Isto é CONSTÂNCIA DE PROPÓSITO!

-
(retirado do texto acima) "Outliers, de Malcon Gladwell, é um livro muito bacana. Ele pertence ao time dos livros sobre negócios que ainda fazem algum sentido nos dias de hoje: livros pragmáticos que vendem idéias baseadas em pesquisas, experimentos, fatos concretos etc."


Ahhh, esse deve ser um dos defensores da Astrologia!!!


Adriano Fernandes

Não é por acaso que o Muricy, com o meu querido TRICOLOR, é Tricampeão seguido do campeonato brasileiro. Uma frase dele expressa muito bem o que o Ricardo escreveu, diz ele: " ...Aqui é trabalho meu filho...". O time do São Paulo, definitivamente não é o mais brilhante do Brasil, mas certamente é o mais vencedor dos ultimos anos.

Futebol também nos ensina lições de SUCESSO!

Abraços

Robson

Parabéns...Ricardo...
Admiro o seu esforço e sei como é difícil...

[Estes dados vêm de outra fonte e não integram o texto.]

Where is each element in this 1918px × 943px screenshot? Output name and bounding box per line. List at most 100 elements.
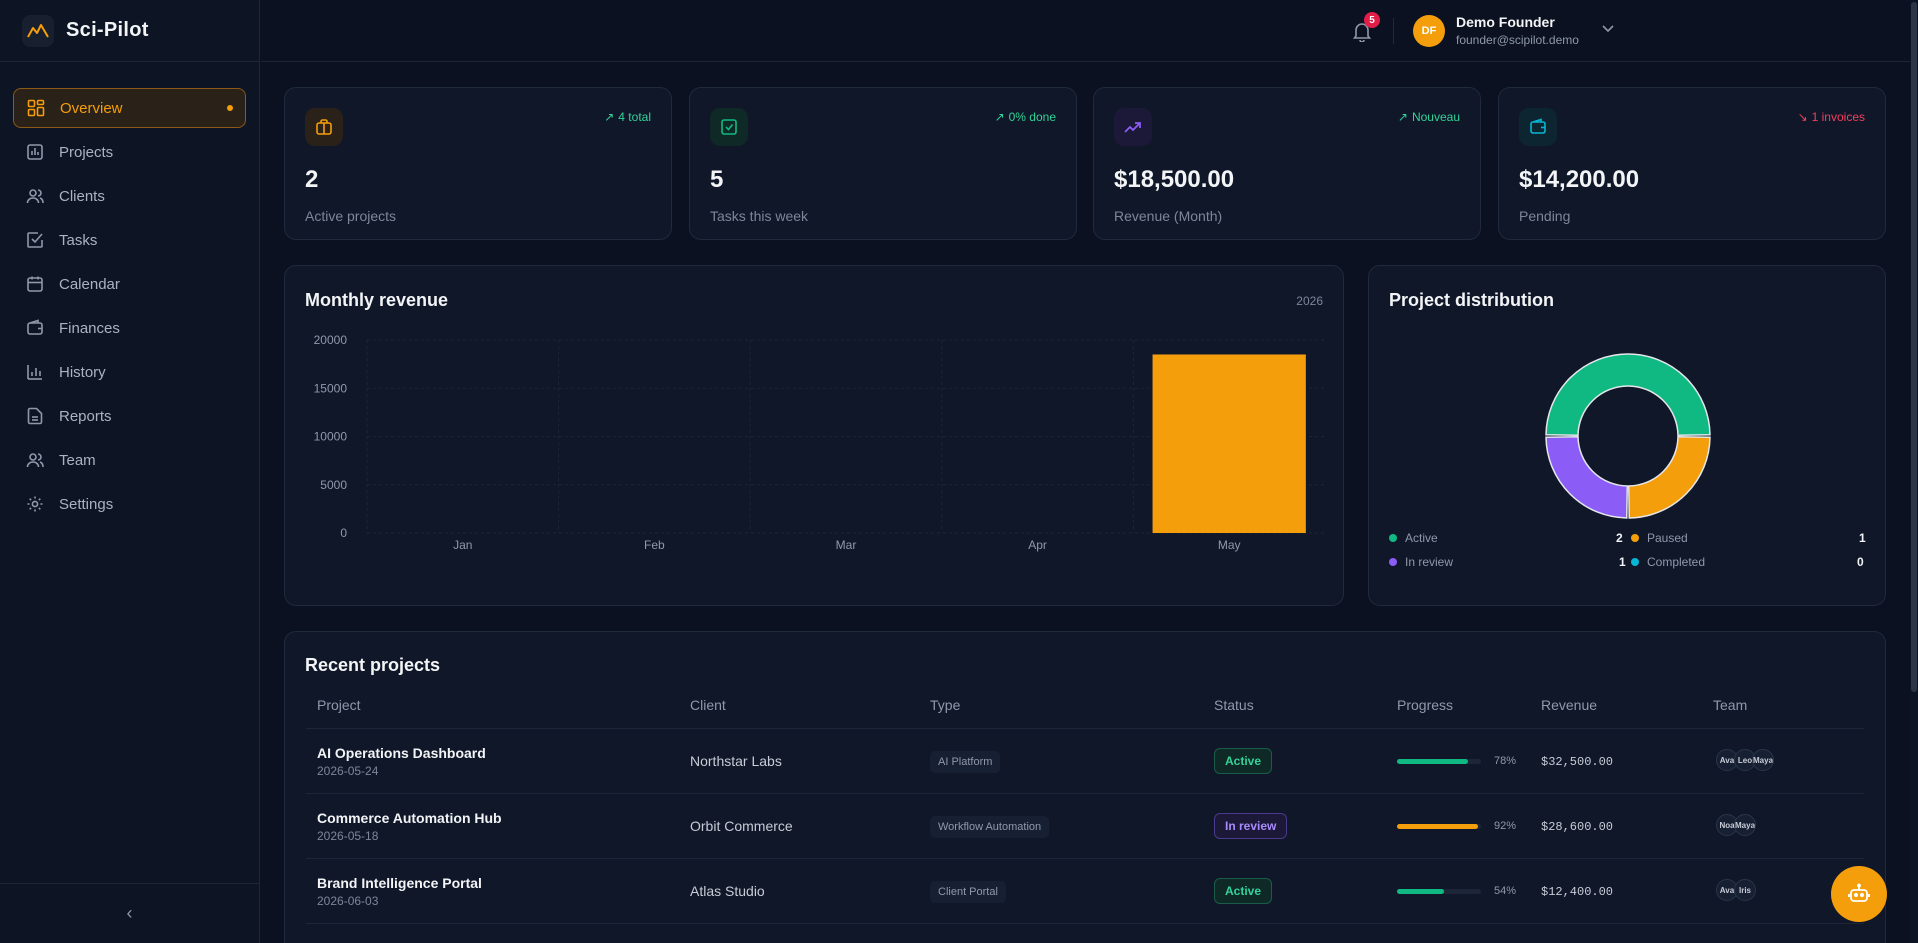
sidebar-item-clients[interactable]: Clients: [13, 176, 246, 216]
sidebar-item-tasks[interactable]: Tasks: [13, 220, 246, 260]
avatar[interactable]: DF: [1413, 15, 1445, 47]
arrow-up-right-icon: ↗: [1397, 110, 1408, 124]
progress-percent: 54%: [1494, 885, 1517, 897]
column-header-progress[interactable]: Progress: [1397, 697, 1453, 713]
revenue-bar[interactable]: [1152, 354, 1306, 533]
recent-projects-panel: [284, 631, 1886, 943]
scrollbar-thumb[interactable]: [1911, 2, 1917, 692]
stat-card-pending: ↘ 1 invoices $14,200.00 Pending: [1498, 87, 1886, 240]
calendar-icon: [25, 274, 45, 294]
sidebar-item-team[interactable]: Team: [13, 440, 246, 480]
sidebar-item-label: Settings: [59, 495, 114, 513]
donut-slice-active[interactable]: [1545, 353, 1711, 437]
column-header-team[interactable]: Team: [1713, 697, 1747, 713]
legend-value: 1: [1859, 531, 1866, 545]
column-header-revenue[interactable]: Revenue: [1541, 697, 1597, 713]
brand[interactable]: Sci-Pilot: [0, 0, 259, 62]
donut-slice-paused[interactable]: [1627, 435, 1711, 519]
project-name: Brand Intelligence Portal: [317, 875, 482, 891]
page-scrollbar[interactable]: [1910, 0, 1918, 943]
project-revenue: $28,600.00: [1541, 820, 1614, 834]
legend-value: 0: [1857, 555, 1864, 569]
arrow-up-right-icon: ↗: [994, 110, 1005, 124]
progress-fill: [1397, 889, 1445, 894]
sidebar-nav: Overview Projects Clients Tasks Calendar: [0, 62, 259, 524]
revenue-bar-chart: 0 5000 10000 15000 20000 Jan Feb Mar Apr May: [314, 333, 1325, 552]
table-divider: [306, 793, 1864, 794]
sidebar-item-calendar[interactable]: Calendar: [13, 264, 246, 304]
legend-dot: [1389, 534, 1397, 542]
x-tick-label: Jan: [453, 538, 472, 552]
stat-card-active-projects: ↗ 4 total 2 Active projects: [284, 87, 672, 240]
stat-card-tasks: ↗ 0% done 5 Tasks this week: [689, 87, 1077, 240]
column-header-client[interactable]: Client: [690, 697, 726, 713]
project-client: Atlas Studio: [690, 883, 765, 899]
sidebar-item-label: Overview: [60, 99, 123, 117]
donut-slice-in-review[interactable]: [1545, 435, 1629, 519]
briefcase-icon: [305, 108, 343, 146]
stat-label: Revenue (Month): [1114, 208, 1223, 224]
user-name[interactable]: Demo Founder: [1456, 14, 1555, 30]
y-tick-label: 15000: [314, 381, 348, 395]
folder-chart-icon: [25, 142, 45, 162]
project-date: 2026-05-18: [317, 829, 379, 843]
project-name: AI Operations Dashboard: [317, 745, 486, 761]
user-menu-chevron-icon[interactable]: [1602, 20, 1614, 36]
y-tick-label: 0: [340, 526, 347, 540]
sidebar-item-settings[interactable]: Settings: [13, 484, 246, 524]
project-type-tag: AI Platform: [930, 751, 1001, 773]
sidebar-item-overview[interactable]: Overview: [13, 88, 246, 128]
recent-projects-title: Recent projects: [305, 655, 441, 675]
brand-name: Sci-Pilot: [66, 19, 149, 41]
stat-label: Tasks this week: [710, 208, 809, 224]
header-divider: [1393, 18, 1394, 44]
status-badge: Active: [1214, 748, 1273, 774]
stat-label: Active projects: [305, 208, 397, 224]
layout-grid-icon: [26, 98, 46, 118]
project-date: 2026-06-03: [317, 894, 379, 908]
collapse-sidebar-button[interactable]: ‹: [0, 883, 259, 943]
legend-dot: [1631, 558, 1639, 566]
table-divider: [306, 728, 1864, 729]
progress-bar: [1397, 759, 1481, 764]
project-revenue: $12,400.00: [1541, 885, 1614, 899]
team-avatar: Maya: [1734, 814, 1756, 836]
legend-dot: [1389, 558, 1397, 566]
sidebar-item-label: Calendar: [59, 275, 120, 293]
sidebar-item-finances[interactable]: Finances: [13, 308, 246, 348]
sidebar-item-label: History: [59, 363, 106, 381]
project-client: Northstar Labs: [690, 753, 782, 769]
table-divider: [306, 858, 1864, 859]
users-icon: [25, 186, 45, 206]
notification-count-badge: 5: [1364, 12, 1380, 28]
column-header-project[interactable]: Project: [317, 697, 361, 713]
sidebar-item-projects[interactable]: Projects: [13, 132, 246, 172]
progress-bar: [1397, 889, 1481, 894]
team-avatars: Ava Leo Maya: [1716, 749, 1774, 771]
legend-value: 1: [1619, 555, 1626, 569]
panel-title: Project distribution: [1389, 290, 1555, 310]
project-type-tag: Client Portal: [930, 881, 1006, 903]
legend-item-paused: Paused: [1631, 531, 1688, 545]
stat-value: 5: [710, 166, 724, 193]
team-avatars: Ava Iris: [1716, 879, 1756, 901]
sidebar-item-reports[interactable]: Reports: [13, 396, 246, 436]
column-header-type[interactable]: Type: [930, 697, 960, 713]
team-avatar: Maya: [1752, 749, 1774, 771]
arrow-up-right-icon: ↗: [604, 110, 615, 124]
robot-icon: [1848, 883, 1870, 902]
assistant-bot-button[interactable]: [1831, 866, 1887, 922]
stat-card-revenue: ↗ Nouveau $18,500.00 Revenue (Month): [1093, 87, 1481, 240]
table-divider: [306, 923, 1864, 924]
chevron-left-icon: ‹: [126, 903, 133, 923]
stat-trend-badge: ↗ 4 total: [604, 110, 651, 124]
project-distribution-donut: [1545, 353, 1711, 519]
progress-bar: [1397, 824, 1481, 829]
sidebar-item-history[interactable]: History: [13, 352, 246, 392]
y-tick-label: 20000: [314, 333, 348, 347]
progress-fill: [1397, 759, 1468, 764]
notifications-button[interactable]: 5: [1348, 12, 1380, 46]
column-header-status[interactable]: Status: [1214, 697, 1254, 713]
legend-dot: [1631, 534, 1639, 542]
monthly-revenue-panel: Monthly revenue 2026 0 5000 10000 15000 2000…: [284, 265, 1344, 606]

Sou professor de Inglês há 8 anos...e quis aprender esse idioma para poder escrever um livro no futuro..

O artigo de hoje foi um dos mais inspiradores (para mim) dos quais você têm escrito recentemente...Keep going..

A propósito de Agatha Christie, escritores e outros temas afins, convido você e a todos para conhecerem alguns blogs de minha autoria...

A Casa Torta: O Mundo de Agatha Christie
http://acasatorta.wordpress.com

Cinema é Magia
http://cinemagia.wordpress.com

Somente Boas Notícias
http://somenteboasnoticias.wordpress.com

Televisão é Magia
http://telemagia.wordpress.com

Um abraço e um Feliz 2009.
Tommy Beresford


Ricardo,

taí, esse é o verdadeiro SEGREDO.

E as pessoas insistem em não acreditar,
até eu mesmo as vezes esqueço disto.

falo por experiência própria, desde muito pequeno gostava muito de carros, desenhava horas e horas desde os três e aos 20 anos desenhava como as pessoas que admirava nas revistas.

quer ser muito bom no que você gosta?

treine, treine, treine mais um pouco,mas treine como um louco.

com certeza, você vai chegar onde quer.

abraço
Julio Silva

Já trabalhei em muitas áreas e tipos de empresas, já tive contato com muitas comunidades e pessoas diversas. Durante minha leitura de Outliers comparei o estudo (e demais exemplos do livro) com as pessoas "especiais" que havia conhecido em minhas experiências. Adivinhem o resultado: todos, simplesmente todos que me lembrei tinham suado, sangrado e abdicado de muita coisa para fazerem diferença no que faziam; dedicaram-se para aumentar suas horas.
O livro é um dos melhores melhores que li nos últimos tempos.

Abraço,
Alexandre Brenno.

Lembram do Gusteau de Ratatouille? Esquece... esqueci que este povo que lê isto aqui não tem cultura.

Bom, era um cozinheiro que repetia que "Qualquer um pode cozinhar!!!"

Qualquer idiota pode escrever um livro. Até o LAF.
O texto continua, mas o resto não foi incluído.